1. Article 279 of the Islamic Penal Code: “Moharebeh (enmity against God) is defined as drawing a weapon with the intention of killing, stealing from, or intimidating people in a way that causes insecurity in the environment.” According to Article 282 of the Islamic Penal Code, “if a person commits the crime of moharebeh, they will be sentenced to crucifixion, execution, amputation of the right hand and left foot, or exile, at the discretion of the judge.”

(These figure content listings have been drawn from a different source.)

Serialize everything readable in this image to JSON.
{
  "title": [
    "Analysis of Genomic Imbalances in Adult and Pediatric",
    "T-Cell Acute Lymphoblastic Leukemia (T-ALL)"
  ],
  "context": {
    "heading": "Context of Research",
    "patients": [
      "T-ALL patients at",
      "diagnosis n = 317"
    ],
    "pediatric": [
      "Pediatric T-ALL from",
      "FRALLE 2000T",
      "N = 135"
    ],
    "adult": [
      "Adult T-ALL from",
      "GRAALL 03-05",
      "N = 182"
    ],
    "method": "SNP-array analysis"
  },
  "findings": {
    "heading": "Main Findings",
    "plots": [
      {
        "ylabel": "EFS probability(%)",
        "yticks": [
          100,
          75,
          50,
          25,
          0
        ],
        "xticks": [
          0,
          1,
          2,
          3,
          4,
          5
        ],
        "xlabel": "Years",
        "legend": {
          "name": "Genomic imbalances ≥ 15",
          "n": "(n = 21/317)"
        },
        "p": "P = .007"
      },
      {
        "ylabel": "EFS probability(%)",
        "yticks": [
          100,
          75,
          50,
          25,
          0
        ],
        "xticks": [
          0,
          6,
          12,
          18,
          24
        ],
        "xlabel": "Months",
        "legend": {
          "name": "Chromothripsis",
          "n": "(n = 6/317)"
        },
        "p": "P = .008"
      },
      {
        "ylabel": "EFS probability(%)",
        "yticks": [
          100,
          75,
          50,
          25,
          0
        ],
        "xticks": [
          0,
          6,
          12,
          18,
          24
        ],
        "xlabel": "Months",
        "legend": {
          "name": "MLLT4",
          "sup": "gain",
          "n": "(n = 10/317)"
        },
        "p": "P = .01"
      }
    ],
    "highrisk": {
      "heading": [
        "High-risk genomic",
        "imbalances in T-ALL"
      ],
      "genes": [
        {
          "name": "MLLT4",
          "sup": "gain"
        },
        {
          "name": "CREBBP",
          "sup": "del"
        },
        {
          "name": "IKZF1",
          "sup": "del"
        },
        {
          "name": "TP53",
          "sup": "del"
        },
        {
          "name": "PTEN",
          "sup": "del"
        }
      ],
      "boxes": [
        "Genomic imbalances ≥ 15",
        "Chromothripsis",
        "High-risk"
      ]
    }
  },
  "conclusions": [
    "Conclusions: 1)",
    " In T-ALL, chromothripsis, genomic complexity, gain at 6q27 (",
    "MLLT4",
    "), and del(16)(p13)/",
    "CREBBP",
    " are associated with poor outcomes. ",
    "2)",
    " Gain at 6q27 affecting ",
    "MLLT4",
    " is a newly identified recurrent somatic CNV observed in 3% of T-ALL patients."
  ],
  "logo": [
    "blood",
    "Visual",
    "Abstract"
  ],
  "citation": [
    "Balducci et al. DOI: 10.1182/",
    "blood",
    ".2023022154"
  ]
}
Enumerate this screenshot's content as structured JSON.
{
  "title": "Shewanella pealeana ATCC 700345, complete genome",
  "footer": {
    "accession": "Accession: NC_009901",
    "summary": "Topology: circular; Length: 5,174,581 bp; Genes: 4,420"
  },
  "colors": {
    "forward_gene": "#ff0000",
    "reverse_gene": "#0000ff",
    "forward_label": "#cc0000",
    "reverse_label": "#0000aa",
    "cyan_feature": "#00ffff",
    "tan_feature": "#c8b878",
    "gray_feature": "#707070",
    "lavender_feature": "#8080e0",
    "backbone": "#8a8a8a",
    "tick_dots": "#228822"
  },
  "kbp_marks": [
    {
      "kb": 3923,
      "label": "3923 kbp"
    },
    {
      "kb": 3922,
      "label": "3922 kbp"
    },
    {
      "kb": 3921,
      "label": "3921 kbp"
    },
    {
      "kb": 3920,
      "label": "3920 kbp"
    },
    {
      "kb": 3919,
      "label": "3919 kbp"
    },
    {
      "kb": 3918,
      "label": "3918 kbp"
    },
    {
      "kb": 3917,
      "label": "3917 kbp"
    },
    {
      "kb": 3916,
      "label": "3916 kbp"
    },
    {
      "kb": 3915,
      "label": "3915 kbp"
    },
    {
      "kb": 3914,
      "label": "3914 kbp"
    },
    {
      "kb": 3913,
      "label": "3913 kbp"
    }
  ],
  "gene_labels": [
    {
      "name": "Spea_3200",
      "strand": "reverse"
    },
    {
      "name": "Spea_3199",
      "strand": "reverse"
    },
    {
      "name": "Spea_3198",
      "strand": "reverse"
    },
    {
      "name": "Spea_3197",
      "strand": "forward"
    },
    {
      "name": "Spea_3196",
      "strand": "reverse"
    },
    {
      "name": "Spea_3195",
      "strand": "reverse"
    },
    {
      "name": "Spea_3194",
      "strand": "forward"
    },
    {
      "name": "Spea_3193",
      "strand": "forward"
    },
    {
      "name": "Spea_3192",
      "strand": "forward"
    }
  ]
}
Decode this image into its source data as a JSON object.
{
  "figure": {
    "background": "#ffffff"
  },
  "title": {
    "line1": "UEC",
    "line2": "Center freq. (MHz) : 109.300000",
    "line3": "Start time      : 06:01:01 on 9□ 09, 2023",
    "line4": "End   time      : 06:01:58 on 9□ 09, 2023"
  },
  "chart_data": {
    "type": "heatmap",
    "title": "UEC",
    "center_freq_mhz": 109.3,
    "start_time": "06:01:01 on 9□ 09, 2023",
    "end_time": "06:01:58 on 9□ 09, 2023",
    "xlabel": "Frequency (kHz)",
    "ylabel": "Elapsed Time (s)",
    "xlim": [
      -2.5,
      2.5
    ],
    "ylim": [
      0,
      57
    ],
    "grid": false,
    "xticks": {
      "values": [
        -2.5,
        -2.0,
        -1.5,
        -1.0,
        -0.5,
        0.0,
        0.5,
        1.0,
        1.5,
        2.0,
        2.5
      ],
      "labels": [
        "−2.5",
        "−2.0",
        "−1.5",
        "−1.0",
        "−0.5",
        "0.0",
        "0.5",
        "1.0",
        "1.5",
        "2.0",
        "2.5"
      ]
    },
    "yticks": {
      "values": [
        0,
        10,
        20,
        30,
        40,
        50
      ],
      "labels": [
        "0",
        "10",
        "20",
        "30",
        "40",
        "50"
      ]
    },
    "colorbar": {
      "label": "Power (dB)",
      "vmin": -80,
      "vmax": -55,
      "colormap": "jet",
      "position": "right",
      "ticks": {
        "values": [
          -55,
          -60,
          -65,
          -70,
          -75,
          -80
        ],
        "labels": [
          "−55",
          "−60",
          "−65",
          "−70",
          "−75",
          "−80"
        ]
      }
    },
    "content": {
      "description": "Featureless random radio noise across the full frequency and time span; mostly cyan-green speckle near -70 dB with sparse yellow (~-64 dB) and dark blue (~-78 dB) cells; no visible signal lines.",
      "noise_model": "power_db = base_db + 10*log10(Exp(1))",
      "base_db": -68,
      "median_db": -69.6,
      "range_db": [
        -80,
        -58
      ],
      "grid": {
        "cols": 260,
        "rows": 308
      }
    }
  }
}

2. The Kurdistan Free Life Party (PJAK) was established in 2004 in the Qandil Mountains along the border of Iraqi Kurdistan with Iranian Kurdistan. This party follows the ideas of Abdullah Öcalan, the imprisoned leader of the Kurdistan Workers’ Party (PKK), and bases its activities on the paradigm of a “democratic and ecological society based on women’s freedom”.

According to the party’s charter, PJAK considers the establishment of democratic confederalism and a political form of democratic self-governance for organising people to build a “democratic nation” as one of its fundamental goals. PJAK also participated in the establishment of the East Kurdistan Democratic and Free Society (KODAR). The headquarters of this party is in the mountainous areas between Iraqi Kurdistan and Iranian Kurdistan.